In 2020, we piloted the project and reached 22 participants in two villages in Vientiane province home to primarily Hmong and Khmu ethnicities which demonstrate strong traditional gender role divisions and educational disadvantages. Now, we’re taking the lessons learnt from our pilot and building on its success, scaling up to reach 860 participants over the next four years. From training on how to apply for a job to how to build a start-up, our goal is to improve the social, behavioural, and entrepreneurship skills of ethnic minority women in Odomxay Province.
23-year-old Onglao, launched her own business with others from her village after participating in the project in 2020. Onglao is now selling lotus crackers to her community, something she never imagined she’d have the confidence or opportunity to do before the project.
“Most girls here dropout of school early to get married, to go to work at one of the factories in Vientiane, or to farm – I used to be one of those girls,” said Onglao.
Through offering participants mentorship in designing and implementing community-oriented business start-ups, our project seeks to disrupt the gender norms that kept girls in low or unpaid agriculture, domestic and care work.
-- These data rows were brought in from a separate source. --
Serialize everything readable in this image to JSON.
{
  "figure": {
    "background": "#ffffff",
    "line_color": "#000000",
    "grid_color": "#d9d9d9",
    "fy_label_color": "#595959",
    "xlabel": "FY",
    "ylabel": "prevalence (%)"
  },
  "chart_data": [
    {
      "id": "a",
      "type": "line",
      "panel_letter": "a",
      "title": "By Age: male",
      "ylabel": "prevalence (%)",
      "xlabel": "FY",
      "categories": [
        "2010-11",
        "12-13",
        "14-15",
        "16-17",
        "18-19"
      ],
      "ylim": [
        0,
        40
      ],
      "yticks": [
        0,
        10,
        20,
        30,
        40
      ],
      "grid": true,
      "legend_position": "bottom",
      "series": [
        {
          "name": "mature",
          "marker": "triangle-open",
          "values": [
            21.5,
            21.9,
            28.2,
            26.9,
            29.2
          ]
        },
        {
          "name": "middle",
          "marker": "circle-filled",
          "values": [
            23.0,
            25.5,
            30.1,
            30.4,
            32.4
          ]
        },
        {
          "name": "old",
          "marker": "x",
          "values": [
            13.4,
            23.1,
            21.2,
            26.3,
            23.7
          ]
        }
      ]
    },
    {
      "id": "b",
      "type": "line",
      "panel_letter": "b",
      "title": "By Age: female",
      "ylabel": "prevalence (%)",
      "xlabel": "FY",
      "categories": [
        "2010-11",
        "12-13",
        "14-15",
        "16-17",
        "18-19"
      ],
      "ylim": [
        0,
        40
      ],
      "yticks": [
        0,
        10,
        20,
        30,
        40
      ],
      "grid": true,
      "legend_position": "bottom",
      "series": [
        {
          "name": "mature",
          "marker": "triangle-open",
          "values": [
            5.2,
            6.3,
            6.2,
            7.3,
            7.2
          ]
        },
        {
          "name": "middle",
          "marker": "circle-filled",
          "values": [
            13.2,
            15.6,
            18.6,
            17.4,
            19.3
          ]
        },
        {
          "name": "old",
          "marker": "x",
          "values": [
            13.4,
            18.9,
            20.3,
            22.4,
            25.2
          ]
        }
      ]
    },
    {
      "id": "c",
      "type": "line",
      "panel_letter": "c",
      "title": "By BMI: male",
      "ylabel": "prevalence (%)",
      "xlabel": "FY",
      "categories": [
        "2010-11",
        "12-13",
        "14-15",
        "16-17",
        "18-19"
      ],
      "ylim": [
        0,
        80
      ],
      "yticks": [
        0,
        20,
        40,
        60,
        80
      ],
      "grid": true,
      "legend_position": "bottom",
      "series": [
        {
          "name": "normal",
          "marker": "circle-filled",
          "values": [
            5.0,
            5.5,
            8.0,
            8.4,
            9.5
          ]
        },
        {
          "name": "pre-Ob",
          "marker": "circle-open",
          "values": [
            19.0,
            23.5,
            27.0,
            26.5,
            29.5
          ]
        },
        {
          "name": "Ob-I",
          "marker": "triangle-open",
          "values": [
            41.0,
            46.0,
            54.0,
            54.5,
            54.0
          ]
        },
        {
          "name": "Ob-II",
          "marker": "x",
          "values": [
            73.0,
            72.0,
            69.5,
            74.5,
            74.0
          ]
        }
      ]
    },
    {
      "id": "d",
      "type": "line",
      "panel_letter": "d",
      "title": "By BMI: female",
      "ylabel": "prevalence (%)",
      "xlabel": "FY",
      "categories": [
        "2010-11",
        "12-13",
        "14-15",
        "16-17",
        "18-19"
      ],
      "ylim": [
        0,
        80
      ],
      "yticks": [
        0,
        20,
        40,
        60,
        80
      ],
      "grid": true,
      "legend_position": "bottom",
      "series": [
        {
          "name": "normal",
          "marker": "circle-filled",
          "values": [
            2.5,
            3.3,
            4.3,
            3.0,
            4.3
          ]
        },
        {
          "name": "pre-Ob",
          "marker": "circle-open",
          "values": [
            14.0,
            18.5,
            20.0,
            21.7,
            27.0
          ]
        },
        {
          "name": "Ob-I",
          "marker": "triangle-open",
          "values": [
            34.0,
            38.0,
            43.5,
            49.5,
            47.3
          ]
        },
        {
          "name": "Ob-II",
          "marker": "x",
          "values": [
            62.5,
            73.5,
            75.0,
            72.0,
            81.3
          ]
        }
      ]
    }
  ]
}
Local authority figure Bounmy Kayong, Deputy Director of the Feuang District Education and Sport Bureau, noted that the communities involved in our pilot project had improved their capacity to earn an income and wished to see projects like this reach other villages. “Expanding this activity to additional villages will benefit others and increase their income and employment,” he said.
What started as a small pilot project in two villages has now grown to represent something much larger for some of the communities’ key figures – the realisation that more options can be created for young women other than child marriage, agriculture and unpaid domestic labour, and that such options may stand to benefit whole communities.
Over the course of the next four years, we will enroll 860 disadvantaged women particularly from rural areas and ethnic (non-Lao) backgrounds in entrepreneurship and employment skills training. The focus of the project is on youth, defined as 15-35, although lower secondary students may be included as suitable. We estimate that approximately 3,440 people will be reached as a result of our project.
As Covid-19 positions education and gender equality in a state of emergency, we are ready to respond by supporting the development of a skilled workforce and the inclusion of women in education, business and society at-large.